Ubuntu Nvidia borkage
I see a load of people over on the Ubuntu forums getting their daily borkage fix trying to install the “nvidia-current” driver so they can get that much desired full 3D acceleration out of their cards.
Debian and Nvidia over the years
As a Debian user who suffered for years with Nvidia, enough to change to Ati, I know all about Nvidia borkage.
Ati to Nvidia
Anyway, long story short, needed the 1Gb Ati card for my Debian media center, so ended up having to use a 256Mb Nvidia GeForce 8400 GS on the office box, which due to boredom just got Ubuntu 12.10 installed on it.
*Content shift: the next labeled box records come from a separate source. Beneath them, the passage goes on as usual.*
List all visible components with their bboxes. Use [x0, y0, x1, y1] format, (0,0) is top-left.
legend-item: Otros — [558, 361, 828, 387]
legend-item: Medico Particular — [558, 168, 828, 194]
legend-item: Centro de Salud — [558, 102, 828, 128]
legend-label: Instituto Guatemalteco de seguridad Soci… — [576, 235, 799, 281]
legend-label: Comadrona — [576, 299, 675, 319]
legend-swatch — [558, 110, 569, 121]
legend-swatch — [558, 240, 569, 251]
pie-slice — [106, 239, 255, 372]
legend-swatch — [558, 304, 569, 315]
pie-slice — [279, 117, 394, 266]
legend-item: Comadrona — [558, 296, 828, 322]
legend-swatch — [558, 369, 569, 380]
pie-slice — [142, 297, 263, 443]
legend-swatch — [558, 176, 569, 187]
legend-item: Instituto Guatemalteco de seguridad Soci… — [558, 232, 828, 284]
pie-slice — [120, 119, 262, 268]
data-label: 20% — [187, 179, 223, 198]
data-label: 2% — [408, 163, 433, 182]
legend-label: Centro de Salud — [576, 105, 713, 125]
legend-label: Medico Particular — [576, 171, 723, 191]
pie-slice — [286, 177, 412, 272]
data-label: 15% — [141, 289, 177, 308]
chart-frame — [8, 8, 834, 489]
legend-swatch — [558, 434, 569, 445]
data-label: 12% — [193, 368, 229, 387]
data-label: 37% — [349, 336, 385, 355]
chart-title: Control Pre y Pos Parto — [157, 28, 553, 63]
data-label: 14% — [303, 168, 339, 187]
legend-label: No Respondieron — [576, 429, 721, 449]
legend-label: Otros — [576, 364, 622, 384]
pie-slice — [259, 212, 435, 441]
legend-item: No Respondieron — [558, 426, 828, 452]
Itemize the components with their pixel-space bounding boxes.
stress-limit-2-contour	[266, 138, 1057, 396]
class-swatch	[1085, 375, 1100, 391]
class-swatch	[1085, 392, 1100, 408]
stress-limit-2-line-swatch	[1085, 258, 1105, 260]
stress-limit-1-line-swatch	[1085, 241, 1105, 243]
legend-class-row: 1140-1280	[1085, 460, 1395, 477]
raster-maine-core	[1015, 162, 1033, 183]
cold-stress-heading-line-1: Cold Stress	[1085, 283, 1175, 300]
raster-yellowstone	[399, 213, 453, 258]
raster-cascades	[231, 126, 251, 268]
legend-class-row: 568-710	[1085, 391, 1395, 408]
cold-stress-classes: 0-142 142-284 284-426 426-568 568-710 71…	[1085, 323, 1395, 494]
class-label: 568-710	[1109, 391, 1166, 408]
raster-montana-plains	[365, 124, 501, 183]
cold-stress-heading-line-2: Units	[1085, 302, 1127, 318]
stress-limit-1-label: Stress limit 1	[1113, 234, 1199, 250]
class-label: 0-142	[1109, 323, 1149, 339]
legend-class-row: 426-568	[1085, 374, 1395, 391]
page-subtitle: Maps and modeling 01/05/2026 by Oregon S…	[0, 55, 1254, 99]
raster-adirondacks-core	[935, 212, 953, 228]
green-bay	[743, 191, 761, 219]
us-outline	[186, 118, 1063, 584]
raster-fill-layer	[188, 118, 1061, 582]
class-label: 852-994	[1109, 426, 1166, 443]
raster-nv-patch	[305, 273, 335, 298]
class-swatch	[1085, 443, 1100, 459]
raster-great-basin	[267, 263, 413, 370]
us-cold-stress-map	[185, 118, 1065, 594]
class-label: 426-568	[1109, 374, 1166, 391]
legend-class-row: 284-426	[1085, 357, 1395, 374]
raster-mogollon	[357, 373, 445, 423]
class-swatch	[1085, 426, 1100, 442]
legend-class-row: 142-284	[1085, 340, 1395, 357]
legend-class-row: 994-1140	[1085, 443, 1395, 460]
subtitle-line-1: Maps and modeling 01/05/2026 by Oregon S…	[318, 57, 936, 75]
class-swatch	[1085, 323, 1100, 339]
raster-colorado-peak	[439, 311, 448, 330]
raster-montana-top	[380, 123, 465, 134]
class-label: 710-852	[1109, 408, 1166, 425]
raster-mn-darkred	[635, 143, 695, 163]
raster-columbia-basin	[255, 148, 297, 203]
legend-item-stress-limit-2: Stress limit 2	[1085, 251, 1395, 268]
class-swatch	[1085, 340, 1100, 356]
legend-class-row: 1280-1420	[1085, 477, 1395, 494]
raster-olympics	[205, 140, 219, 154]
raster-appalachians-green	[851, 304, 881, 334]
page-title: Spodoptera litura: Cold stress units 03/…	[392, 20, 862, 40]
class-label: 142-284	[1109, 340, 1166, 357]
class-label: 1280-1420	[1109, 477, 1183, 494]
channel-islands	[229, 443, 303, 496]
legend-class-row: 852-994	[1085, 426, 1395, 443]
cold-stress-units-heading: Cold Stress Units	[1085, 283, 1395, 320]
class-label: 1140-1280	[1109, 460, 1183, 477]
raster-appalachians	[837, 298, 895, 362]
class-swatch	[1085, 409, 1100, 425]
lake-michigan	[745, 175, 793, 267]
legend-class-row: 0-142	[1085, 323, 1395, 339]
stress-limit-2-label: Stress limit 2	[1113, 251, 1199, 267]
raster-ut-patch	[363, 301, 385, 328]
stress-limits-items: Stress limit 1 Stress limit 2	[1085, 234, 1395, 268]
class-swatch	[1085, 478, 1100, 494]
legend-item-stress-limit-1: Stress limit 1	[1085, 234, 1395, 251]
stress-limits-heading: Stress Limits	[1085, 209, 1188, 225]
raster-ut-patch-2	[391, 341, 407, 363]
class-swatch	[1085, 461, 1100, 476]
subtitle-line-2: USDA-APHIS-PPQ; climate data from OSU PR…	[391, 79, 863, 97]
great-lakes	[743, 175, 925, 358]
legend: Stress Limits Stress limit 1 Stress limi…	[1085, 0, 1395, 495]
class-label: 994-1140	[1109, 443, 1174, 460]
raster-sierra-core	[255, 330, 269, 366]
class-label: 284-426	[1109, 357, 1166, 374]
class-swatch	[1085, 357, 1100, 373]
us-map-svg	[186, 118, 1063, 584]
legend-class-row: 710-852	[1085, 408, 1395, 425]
Necessities for installing anything
Couple of things here that are regulars for us Debian users, which the Ubuntu crowd rarely post about. Mesa-Utils, and (the essential) Module-Assistant, as it gets your headers, build-essential and all manner of “compile-ready” bits n bobs.
sudo apt-get update && sudo apt-get upgrade
sudo apt-get install module-assistant mesa-utils
Module Assistant
Module assistant will run off and fetch everything you need to compile and load any kernel module, from graphics card drivers to wireless firmware. This usually includes build-essential and your kernel-headers amongst other things. So just tell it to prepare your system with a simple:
sudo m-a prepare
Installing the proprietary Nvidia kernel module/driver
sudo apt-get install nvidia-current
Now just reboot and fire up glxgears (from the mesa-utils package) in the terminal and watch those pretty cogs show you how fast your 3D accelerated Nvidia card is.